1999: Spina bifida surgically corrected on as-yet-unborn baby, Samuel Armas,whose hand grasps the surgeon’s finger. (Photo by Michael Clancy)

Infant pain capability is now so well established and studied that the specialty of pediatric anesthesiology has evolved to help tiny babies tolerate surgical interventions.

Consider how mainstream medicine acknowledges that newborns (including preemies) feel pain: circumcisions are now routinely performed after topical numbing and the World Health Organization recommends pain relief for the mandatory “heel sticks” drawing the child’s blood after delivery.

Medical researchers continue to test and analyze the kinds of pain-techniques that are most beneficial on tiny patients, leading to the increased surgical successes on children before and after birth. (Read about the photo here and here and developments in spina bifida here.)

In fact, science now knows that

between 20-30 weeks gestation, the highest density of pain receptors per square inch of skin develop in the unborn–five times the pain sensitivity that any child or adult will ever be capable of.

However, the developing unborn child has not developed the mechanisms needed to modulate and tone down pain, because that “pain-dampening” development occurs around 40 weeks gestation (term delivery) –and afterword!

Only the abortion industry wants to perpetuate the myth that unborn children are non-feeling and impervious to the experience of being dismembered. One wonders whether abortionists and their staff personally reject anesthesia for their own newborns and preemies that undergo medical procedures?

PAIN-CAPABLE LEGISLATION
The National Right to Life Committee (NRLC) led the charge to end partial-birth abortions –a gruesome method used on a child exiting the birth canal. In NRLCs overall plan to systematically dismantle the U.S. Supreme Court’s enduring support for abortion, they have crafted legislation presenting evidence that unborn children feel pain.

Kansas is one of the few states banning abortions at 22 weeks gestation (20 weeks post-fertilization) due to the recognized pain-capability of the unborn.
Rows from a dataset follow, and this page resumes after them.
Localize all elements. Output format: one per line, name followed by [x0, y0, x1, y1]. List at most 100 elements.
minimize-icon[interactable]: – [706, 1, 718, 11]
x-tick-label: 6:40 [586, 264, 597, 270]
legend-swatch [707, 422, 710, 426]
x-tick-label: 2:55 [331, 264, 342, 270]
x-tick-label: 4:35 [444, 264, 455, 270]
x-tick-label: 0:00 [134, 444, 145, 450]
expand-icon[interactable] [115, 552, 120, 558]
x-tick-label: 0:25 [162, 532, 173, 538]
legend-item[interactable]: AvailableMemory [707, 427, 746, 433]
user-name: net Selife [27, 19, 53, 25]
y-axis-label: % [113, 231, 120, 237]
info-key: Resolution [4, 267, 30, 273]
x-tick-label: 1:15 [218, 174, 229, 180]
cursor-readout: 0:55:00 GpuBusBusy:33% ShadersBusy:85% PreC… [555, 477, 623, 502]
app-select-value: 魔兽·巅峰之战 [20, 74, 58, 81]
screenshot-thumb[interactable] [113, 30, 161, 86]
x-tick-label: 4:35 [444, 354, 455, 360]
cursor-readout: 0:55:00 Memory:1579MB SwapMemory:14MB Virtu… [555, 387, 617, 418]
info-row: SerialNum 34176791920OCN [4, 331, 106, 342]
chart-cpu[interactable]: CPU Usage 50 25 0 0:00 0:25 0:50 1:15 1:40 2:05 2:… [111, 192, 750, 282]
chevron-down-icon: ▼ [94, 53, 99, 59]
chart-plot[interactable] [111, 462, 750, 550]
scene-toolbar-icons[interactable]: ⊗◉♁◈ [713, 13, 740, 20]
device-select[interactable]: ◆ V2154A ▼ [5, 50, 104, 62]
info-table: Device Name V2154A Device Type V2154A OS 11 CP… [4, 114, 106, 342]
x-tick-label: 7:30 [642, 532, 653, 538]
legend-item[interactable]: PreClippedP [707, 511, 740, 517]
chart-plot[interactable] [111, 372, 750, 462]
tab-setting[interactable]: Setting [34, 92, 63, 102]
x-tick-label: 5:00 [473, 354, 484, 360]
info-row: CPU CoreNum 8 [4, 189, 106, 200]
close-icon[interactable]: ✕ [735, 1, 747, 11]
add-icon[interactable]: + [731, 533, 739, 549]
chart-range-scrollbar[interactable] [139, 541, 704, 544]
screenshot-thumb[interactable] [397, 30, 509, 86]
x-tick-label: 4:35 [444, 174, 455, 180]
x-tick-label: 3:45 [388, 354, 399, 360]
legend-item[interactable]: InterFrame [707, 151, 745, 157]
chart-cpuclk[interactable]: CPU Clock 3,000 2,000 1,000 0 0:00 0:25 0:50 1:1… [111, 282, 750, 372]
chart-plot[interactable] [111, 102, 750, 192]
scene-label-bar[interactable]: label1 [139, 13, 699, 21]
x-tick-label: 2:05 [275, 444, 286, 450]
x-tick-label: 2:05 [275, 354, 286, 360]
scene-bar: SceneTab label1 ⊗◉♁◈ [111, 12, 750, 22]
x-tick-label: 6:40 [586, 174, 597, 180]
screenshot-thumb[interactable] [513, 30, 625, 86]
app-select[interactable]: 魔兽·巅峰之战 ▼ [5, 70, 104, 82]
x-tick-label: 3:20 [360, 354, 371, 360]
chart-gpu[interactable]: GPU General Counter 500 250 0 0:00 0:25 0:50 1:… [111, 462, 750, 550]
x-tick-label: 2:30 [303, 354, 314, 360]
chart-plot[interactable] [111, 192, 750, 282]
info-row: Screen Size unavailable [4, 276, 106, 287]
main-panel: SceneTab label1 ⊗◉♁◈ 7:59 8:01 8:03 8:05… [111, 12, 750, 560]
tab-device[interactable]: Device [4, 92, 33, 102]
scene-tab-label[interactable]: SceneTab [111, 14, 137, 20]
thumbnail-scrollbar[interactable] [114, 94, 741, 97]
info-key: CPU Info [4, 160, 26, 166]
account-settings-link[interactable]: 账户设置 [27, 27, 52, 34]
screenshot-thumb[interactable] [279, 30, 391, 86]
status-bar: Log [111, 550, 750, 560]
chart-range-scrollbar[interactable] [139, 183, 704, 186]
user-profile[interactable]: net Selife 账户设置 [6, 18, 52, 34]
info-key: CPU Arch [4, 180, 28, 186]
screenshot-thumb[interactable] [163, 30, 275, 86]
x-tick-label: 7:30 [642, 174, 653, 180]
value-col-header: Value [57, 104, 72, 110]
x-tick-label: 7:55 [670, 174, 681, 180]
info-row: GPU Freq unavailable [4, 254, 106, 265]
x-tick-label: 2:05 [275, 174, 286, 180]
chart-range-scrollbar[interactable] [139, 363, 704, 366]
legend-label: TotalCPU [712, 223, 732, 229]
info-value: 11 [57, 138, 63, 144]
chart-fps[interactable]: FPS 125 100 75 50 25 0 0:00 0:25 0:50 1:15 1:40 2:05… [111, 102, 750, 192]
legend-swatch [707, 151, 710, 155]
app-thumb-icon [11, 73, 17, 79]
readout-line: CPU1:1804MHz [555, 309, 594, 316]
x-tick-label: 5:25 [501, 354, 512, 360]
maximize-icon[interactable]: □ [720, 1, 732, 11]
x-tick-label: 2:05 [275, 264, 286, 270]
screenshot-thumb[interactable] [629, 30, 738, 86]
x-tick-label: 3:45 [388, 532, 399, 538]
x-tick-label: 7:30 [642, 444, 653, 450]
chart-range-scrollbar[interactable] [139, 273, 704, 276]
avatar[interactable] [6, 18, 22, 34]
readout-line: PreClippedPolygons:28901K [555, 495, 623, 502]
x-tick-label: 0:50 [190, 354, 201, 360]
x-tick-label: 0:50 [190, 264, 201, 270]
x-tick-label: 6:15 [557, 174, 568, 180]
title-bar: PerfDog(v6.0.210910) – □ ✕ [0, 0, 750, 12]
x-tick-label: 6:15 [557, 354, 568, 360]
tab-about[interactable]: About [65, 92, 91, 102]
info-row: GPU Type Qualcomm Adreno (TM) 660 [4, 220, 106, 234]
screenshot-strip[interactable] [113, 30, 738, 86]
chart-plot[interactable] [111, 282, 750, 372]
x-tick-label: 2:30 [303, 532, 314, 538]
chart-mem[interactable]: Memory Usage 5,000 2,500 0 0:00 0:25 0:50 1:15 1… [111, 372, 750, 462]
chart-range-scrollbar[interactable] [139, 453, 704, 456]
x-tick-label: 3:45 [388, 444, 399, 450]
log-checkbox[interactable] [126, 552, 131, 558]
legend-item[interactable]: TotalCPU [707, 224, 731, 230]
While legal injunctions to the Idaho, Georgia and Arizona pain-capable laws have predictably been secured, we hope that state appeals of those decisions will be taken up for review by the U.S. Supreme Court.

HR 1797 is a federal bill, spearheaded by NRLC, that would ban elective abortions at 20 weeks fetal age, due to pain-capability. The measure is co-sponsored by all four members of the Kansas delegation to the U.S. House  and by both Kansas U.S Senators in a companion bill. The House Judiciary Committee could vote on the bill before mid-June, with action by the full House any time thereafter. For more details, go here.

The issue of whether aborted children could experience the pain of abortion had not been a specific consideration in the 1973 Roe v Wade ruling. In that era, surgery for preemies, infants and toddlers relied on taping the child to the surgical table to immobilize the body so that the needed procedure could be performed!

Can our country– where hospitals seek the best way to protect newborns from the pain of a needle prick –continue to allow the horrific dismemberment of pain-feeling children inside abortion clinics?